Neither expert testimony nor an actual accounting of all claims paid was offered by petitioner to rebut the presumption of validity that adheres to the statistical sampling method utilized by respondent in determining the amount of the overpayments ( 18 NYCRR 519.18 [g]). Petitioner failed to rebut the presumption of accuracy that adheres to respondent's computerized record of services ordered by petitioner ( 18 NYCRR 519.18 [f]), nor will respondent's rejection of petitioner's claim that files were lost or destroyed as unworthy of belief be second-guessed (Matter of Berenhaus v. Ward, 70 N.Y.2d 436, 443-444).
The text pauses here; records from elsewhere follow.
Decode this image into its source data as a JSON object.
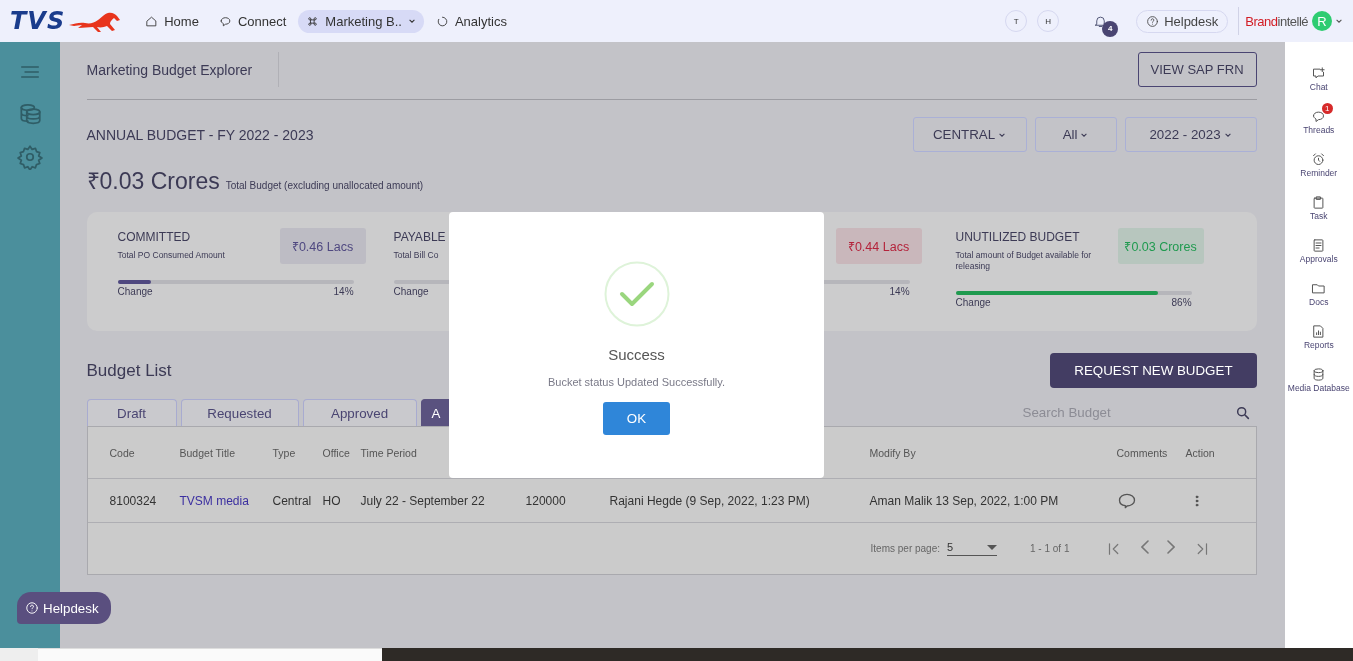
{
  "brand": {
    "logo_text": "TVS"
  },
  "nav": [
    {
      "label": "Home",
      "selected": false,
      "dropdown": false
    },
    {
      "label": "Connect",
      "selected": false,
      "dropdown": false
    },
    {
      "label": "Marketing B..",
      "selected": true,
      "dropdown": true
    },
    {
      "label": "Analytics",
      "selected": false,
      "dropdown": false
    }
  ],
  "user_initials": [
    "T",
    "H"
  ],
  "notifications": {
    "count": "4"
  },
  "helpdesk_link": "Helpdesk",
  "product": {
    "brand": "Brand",
    "suffix": "intellé"
  },
  "avatar": "R",
  "page": {
    "title": "Marketing Budget Explorer",
    "view_button": "VIEW SAP FRN",
    "annual_title": "ANNUAL BUDGET - FY 2022 - 2023",
    "filters": [
      "CENTRAL",
      "All",
      "2022 - 2023"
    ],
    "total": "₹0.03 Crores",
    "total_note": "Total Budget (excluding unallocated amount)"
  },
  "summary_cards": [
    {
      "title": "COMMITTED",
      "description": "Total PO Consumed Amount",
      "value": "₹0.46 Lacs",
      "color": "#4f4880",
      "level": 0.14,
      "change_label": "Change",
      "percent": "14%"
    },
    {
      "title": "PAYABLE",
      "description": "Total Bill Co",
      "change_label": "Change"
    },
    {
      "value": "₹0.44 Lacs",
      "color": "#b4233b",
      "percent": "14%"
    },
    {
      "title": "UNUTILIZED BUDGET",
      "description": "Total amount of Budget available for releasing",
      "value": "₹0.03 Crores",
      "color": "#1f9a4f",
      "level": 0.86,
      "change_label": "Change",
      "percent": "86%"
    }
  ],
  "budget_list": {
    "title": "Budget List",
    "request_button": "REQUEST NEW BUDGET",
    "tabs": [
      {
        "label": "Draft",
        "selected": false
      },
      {
        "label": "Requested",
        "selected": false
      },
      {
        "label": "Approved",
        "selected": false
      },
      {
        "label": "A",
        "selected": true
      }
    ],
    "search": {
      "placeholder": "Search Budget"
    }
  },
  "table": {
    "columns": [
      {
        "label": "Code"
      },
      {
        "label": "Budget Title"
      },
      {
        "label": "Type"
      },
      {
        "label": "Office"
      },
      {
        "label": "Time Period"
      },
      {},
      {},
      {
        "label": "Modify By"
      },
      {
        "label": "Comments"
      },
      {
        "label": "Action"
      }
    ],
    "rows": [
      {
        "cells": [
          {
            "kind": "text",
            "text": "8100324"
          },
          {
            "kind": "link",
            "text": "TVSM media"
          },
          {
            "kind": "text",
            "text": "Central"
          },
          {
            "kind": "text",
            "text": "HO"
          },
          {
            "kind": "text",
            "text": "July 22 - September 22"
          },
          {
            "kind": "text",
            "text": "120000"
          },
          {
            "kind": "text",
            "text": "Rajani Hegde (9 Sep, 2022, 1:23 PM)"
          },
          {
            "kind": "text",
            "text": "Aman Malik 13 Sep, 2022, 1:00 PM"
          },
          {
            "kind": "comment"
          },
          {
            "kind": "menu"
          }
        ]
      }
    ]
  },
  "pagination": {
    "items_per_page_label": "Items per page:",
    "page_size": "5",
    "range": "1 - 1 of 1"
  },
  "floating_helpdesk": "Helpdesk",
  "right_rail": [
    {
      "label": "Chat"
    },
    {
      "label": "Threads",
      "badge": "1"
    },
    {
      "label": "Reminder"
    },
    {
      "label": "Task"
    },
    {
      "label": "Approvals"
    },
    {
      "label": "Docs"
    },
    {
      "label": "Reports"
    },
    {
      "label": "Media Database"
    }
  ],
  "dialog": {
    "title": "Success",
    "message": "Bucket status Updated Successfully.",
    "button": "OK"
  }
}
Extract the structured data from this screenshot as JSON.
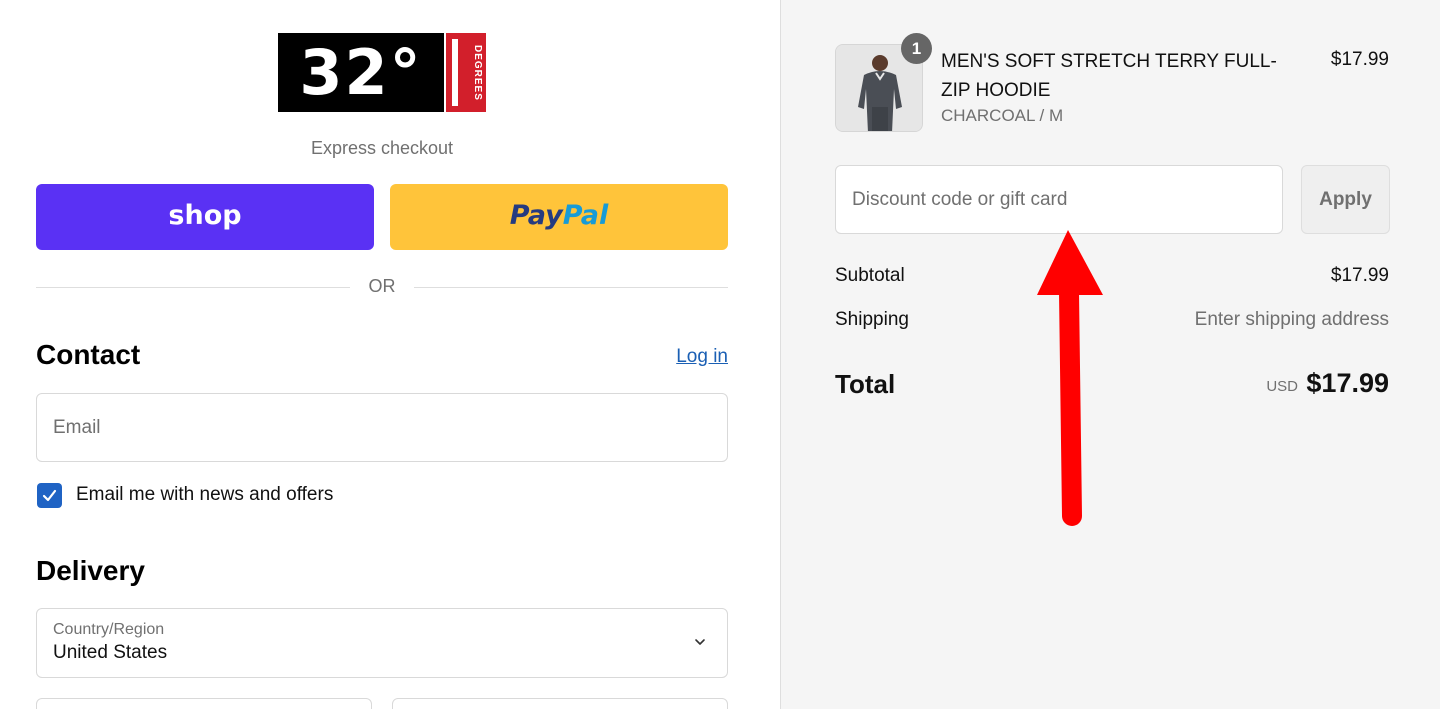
{
  "store": {
    "logo_number": "32°",
    "logo_side_text": "DEGREES"
  },
  "express": {
    "label": "Express checkout",
    "shop_label": "shop",
    "paypal_pay": "Pay",
    "paypal_pal": "Pal"
  },
  "divider": {
    "or": "OR"
  },
  "contact": {
    "heading": "Contact",
    "login": "Log in",
    "email_placeholder": "Email",
    "newsletter_label": "Email me with news and offers",
    "newsletter_checked": true
  },
  "delivery": {
    "heading": "Delivery",
    "country_label": "Country/Region",
    "country_value": "United States"
  },
  "cart": {
    "item": {
      "quantity": "1",
      "name": "MEN'S SOFT STRETCH TERRY FULL-ZIP HOODIE",
      "variant": "CHARCOAL / M",
      "price": "$17.99",
      "image_icon": "product-thumbnail"
    },
    "discount_placeholder": "Discount code or gift card",
    "apply_label": "Apply",
    "subtotal_label": "Subtotal",
    "subtotal_value": "$17.99",
    "shipping_label": "Shipping",
    "shipping_value": "Enter shipping address",
    "total_label": "Total",
    "currency": "USD",
    "total_value": "$17.99"
  },
  "colors": {
    "shop_purple": "#5a31f4",
    "paypal_yellow": "#ffc43a",
    "link_blue": "#1a5fb4",
    "annotation_red": "#ff0000"
  }
}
The five-year suspension of petitioner from the program is consistent with the guidelines to be considered in determining the sanction ( 18 NYCRR 515.4), and is not so disproportionate to the nature of the offenses as to be shocking to one's sense of fairness (Matter of Pell v. Board of Educ., 34 N.Y.2d 222, 233). Petitioner's claim of bias on the part of the Hearing Officer is unsubstantiated (People ex rel. Johnson v. New York State Bd. of Parole, 180 A.D.2d 914, 916). We have considered petitioner's other claims and find them to be without merit.
Concur — Carro, J.P., Wallach, Asch, Nardelli and Williams, JJ.